S3 vs HDFS – Comparing Technologies in the Big Data Ecosystem

Blog | September 14, 2020 | By USEReady

Comparing Amazon S3 and HDFS: A Comprehensive Guide

Understanding the Differences Between S3 and HDFS for Big Data Storage

Choosing the Right Data Storage Solution: S3 vs HDFS

How is big data stored in the cloud?

For the better part of the last decade, Hadoop has served as the industry standard mechanism for storing big data with HDFS acting as its core architectural achievement. Although Hadoop has dominated market share of big data storage, cloud technologies have emerged as a viable alternative to on-premises data storage. A cloud technology that offers a similar use case as Hadoop is AWS’s S3 storage solution. If you are using Amazon’s cloud computing infrastructure in big data projects, S3 is an ideal fit. However, there are several differences between Hadoop and S3. S3 is an object store, and therefore is not strictly used as a file system. S3 accesses and stores objects using the key/object relationship. S3 also uses an eventually consistent model, similar to what you would find with NoSQL storage design. Instead of partitioning and bucketing, S3 employs data sharding*, which allows you to split and store a single dataset

*Sharding can result in vertical or horizontal logical shards/partitions (see below)

Introduction to Amazon S3 and HDFS

Key Features and Capabilities of Amazon S3

Exploring Hadoop Distributed File System (HDFS)

Comparing Performance, Scalability, and Cost of S3 and HDFS

Considerations when deciding between S3 and Hadoop

Scalability

S3 allows you to de-couple your computing infrastructure from your storage needs. You can store all your data in S3 and you don’t have to monitor your storage. You can easily scale up and add nodes to your cluster in the cloud. With HDFS, increasing storage space requires larger hard drives to already existing nodes or simply adding more nodes to the cluster. However, this process is slow and expensive.

Cost

If you can easily predict your storage needs and can assume that they will remain stable, an on-premises solution such as Hadoop could be more cost effective. However, as a company’s storage and computing needs evolve, S3 becomes far more cost effective due to its ability to auto-scale. Furthermore, there’s a significant labor cost savings with opting for S3. While it may take a team of Hadoop engineers to maintain HDFS, S3 requires much less active maintenance. From an architectural standpoint, HDFS also automatically creates 3 copies* of each block of data. This means that storage costs account for triple the storage necessary for the baseline data. With S3, AWS backs up the data automatically and the customer only pays for the data that needs to be stored instead of its replicas.

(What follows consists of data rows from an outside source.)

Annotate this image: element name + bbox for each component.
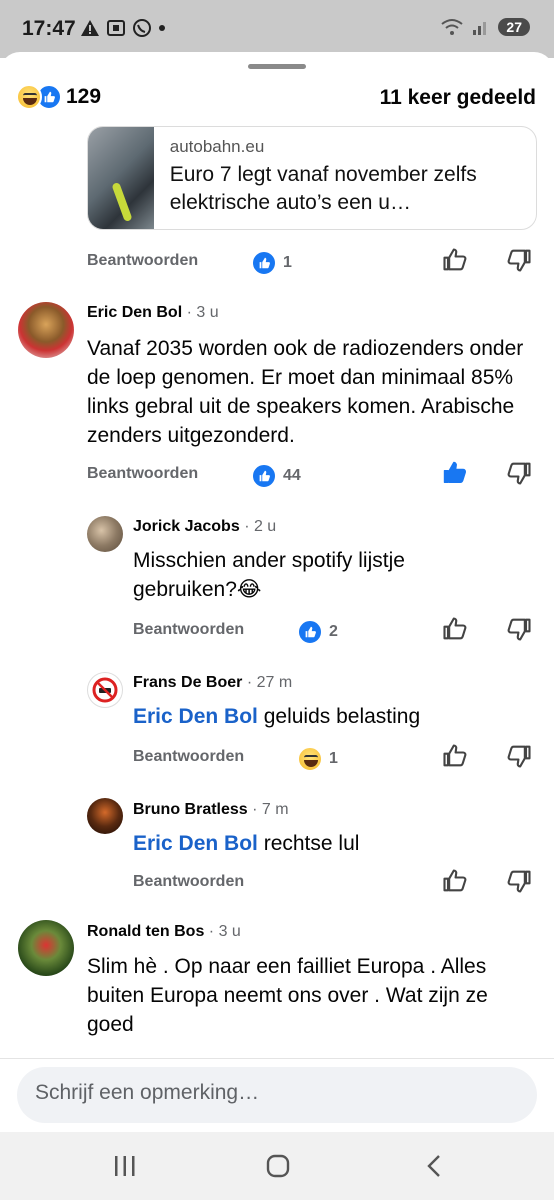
comment-text: Eric Den Bol geluids belasting [133,702,513,731]
thumbs-down-icon[interactable] [505,615,533,643]
mention-link[interactable]: Eric Den Bol [133,832,258,855]
comment-time: · 3 u [208,923,241,940]
comment-input[interactable]: Schrijf een opmerking… [17,1067,537,1123]
sheet-drag-handle[interactable] [248,64,306,69]
author-name[interactable]: Bruno Bratless [133,801,248,818]
comment-author[interactable]: Jorick Jacobs · 2 u [133,518,276,536]
comment-reactions[interactable]: 2 [297,619,338,645]
reply-button[interactable]: Beantwoorden [133,873,244,891]
status-time: 17:47 [22,17,76,40]
signal-icon [473,22,487,35]
comment-time: · 2 u [244,518,277,535]
thumbs-up-icon[interactable] [441,742,469,770]
comment-text: Eric Den Bol rechtse lul [133,829,513,858]
warning-icon [81,20,99,36]
comment-text: Misschien ander spotify lijstje gebruike… [133,549,405,601]
like-reaction-icon [251,463,277,489]
mention-link[interactable]: Eric Den Bol [133,705,258,728]
thumbs-up-filled-icon[interactable] [441,459,469,487]
thumbs-down-icon[interactable] [505,742,533,770]
screenshot-icon [107,20,125,36]
comment-reactions[interactable]: 44 [251,463,301,489]
reaction-count: 129 [66,85,102,108]
comment-author[interactable]: Eric Den Bol · 3 u [87,304,219,322]
comment-text: Vanaf 2035 worden ook de radiozenders on… [87,337,524,447]
reply-button[interactable]: Beantwoorden [133,748,244,766]
comment-author[interactable]: Bruno Bratless · 7 m [133,801,289,819]
whatsapp-icon [133,19,151,37]
comment-text-body: geluids belasting [257,705,421,728]
link-thumbnail [88,127,154,229]
comment-text-body: rechtse lul [257,832,360,855]
avatar[interactable] [18,302,74,358]
avatar[interactable] [87,798,123,834]
comment-time: · 3 u [186,304,219,321]
haha-reaction-icon [297,746,323,772]
wifi-icon [441,19,464,35]
comment-reaction-count: 1 [329,750,338,767]
battery-indicator: 27 [498,18,530,36]
reply-button[interactable]: Beantwoorden [87,465,198,483]
back-icon[interactable] [424,1154,444,1178]
no-vehicle-sign-icon [92,677,118,703]
comment-time: · 7 m [252,801,289,818]
dot-icon [159,25,165,31]
author-name[interactable]: Frans De Boer [133,674,242,691]
system-icons: 27 [440,18,530,36]
comment-author[interactable]: Frans De Boer · 27 m [133,674,292,692]
reply-button[interactable]: Beantwoorden [133,621,244,639]
notification-icons [80,18,166,38]
home-icon[interactable] [265,1154,291,1178]
avatar[interactable] [18,920,74,976]
reply-button[interactable]: Beantwoorden [87,252,198,270]
reactions-summary[interactable]: 129 [16,84,101,110]
link-title: Euro 7 legt vanaf november zelfs elektri… [169,163,477,214]
comment-reactions[interactable]: 1 [297,746,338,772]
author-name[interactable]: Eric Den Bol [87,304,182,321]
comments-sheet: 129 11 keer gedeeld autobahn.eu Euro 7 l… [0,52,554,1132]
comment-author[interactable]: Ronald ten Bos · 3 u [87,923,241,941]
comment-text: Slim hè . Op naar een failliet Europa . … [87,955,488,1036]
status-bar: 17:47 27 [0,0,554,58]
shares-count[interactable]: 11 keer gedeeld [380,86,536,110]
comment-reactions[interactable]: 1 [251,250,292,276]
system-nav-bar [0,1132,554,1200]
recent-apps-icon[interactable] [112,1154,138,1178]
link-preview-card[interactable]: autobahn.eu Euro 7 legt vanaf november z… [87,126,537,230]
avatar[interactable] [87,516,123,552]
comment-reaction-count: 44 [283,467,301,484]
thumbs-down-icon[interactable] [505,459,533,487]
thumbs-up-icon[interactable] [441,246,469,274]
comment-reaction-count: 2 [329,623,338,640]
author-name[interactable]: Ronald ten Bos [87,923,204,940]
avatar[interactable] [87,672,123,708]
comment-composer-bar: Schrijf een opmerking… [0,1058,554,1132]
thumbs-down-icon[interactable] [505,867,533,895]
like-reaction-icon [251,250,277,276]
thumbs-down-icon[interactable] [505,246,533,274]
haha-reaction-icon [16,84,42,110]
like-reaction-icon [297,619,323,645]
link-domain: autobahn.eu [169,137,265,156]
thumbs-up-icon[interactable] [441,867,469,895]
comment-time: · 27 m [246,674,293,691]
thumbs-up-icon[interactable] [441,615,469,643]
author-name[interactable]: Jorick Jacobs [133,518,240,535]
comment-reaction-count: 1 [283,254,292,271]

*When storing data in HDFS, you must budget for 3x the storage space that your data occupies.

Overview of Amazon S3: Features, Use Cases, and Benefits

Understanding HDFS Architecture and Functionality

Performance Comparison: S3 vs HDFS

Cost Analysis: S3 vs HDFS for Big Data Storage

Availability

AWS S3 offers an extremely durable infrastructure that is 99.99999999999% available (eleven nines), meaning that big data storage in S3 has significantly less downtime. HDFS has a significant advantage with read and write performance due to data locality. HDFS can provide many times more read throughput than S3, but this issue is mitigated by the fact that S3 allows you to separate storage and compute capacity. As a result, AWS gives you the ability to expand the cluster size to address issues with insufficient throughput. However, if you decide to use Spark* as your analytics engine to access data and block size to facilitate parallelism, you will find that latency issues are easily resolved as well.

*Spark can operate on top of S3 with RDS serving as a Hive metastore for the data

Operational Considerations

S3 provides seamless fault tolerance with its ability to provide replication of data across regions. S3 also provides many ways to encrypt data to meet security needs that are often required by regulators within specific sectors. Nevertheless, Hadoop provides several options for data security, including kerberized user authentication and file system permission layers.

Both HDFS and S3 have some key limitations as well. For example, HDFS doesn’t do a particularly good job of storing small files. An oversupply of small files will overload the name node with metadata and impact performance. In addition, data stored on one cluster is not available on a different cluster. In S3, however, you can spin up multiple clusters simultaneously. The main limitations associated with S3 are with maximum file size being set to 5 gigabytes and the unavailability of storage formats such as Parquet and ORC.

Will Cloud Supplant HDFS?

Given many of the enhancements cloud big data storage provides, it’s highly likely that cloud technologies such as S3 will continue to eat at the market share HDFS has established. Nevertheless, there will always be use cases for on-prem storage solutions and they will remain an integral part of the Big Data ecosystem. What will likely emerge are hybrid solutions that incorporate both cloud and on-prem technologies. If you have a particularly large cluster, you can use S3 to store older and infrequently processed data while keeping more frequently used data on-premises with Hadoop. You would be able to pull data from S3 using DISCP or you could migrate data between environments using Spark. Given this evolution in the big data ecosystem, it is difficult to imagine how the on-premises model of big data storage will maintain the dominance it has had over the market over the better part of the past decade.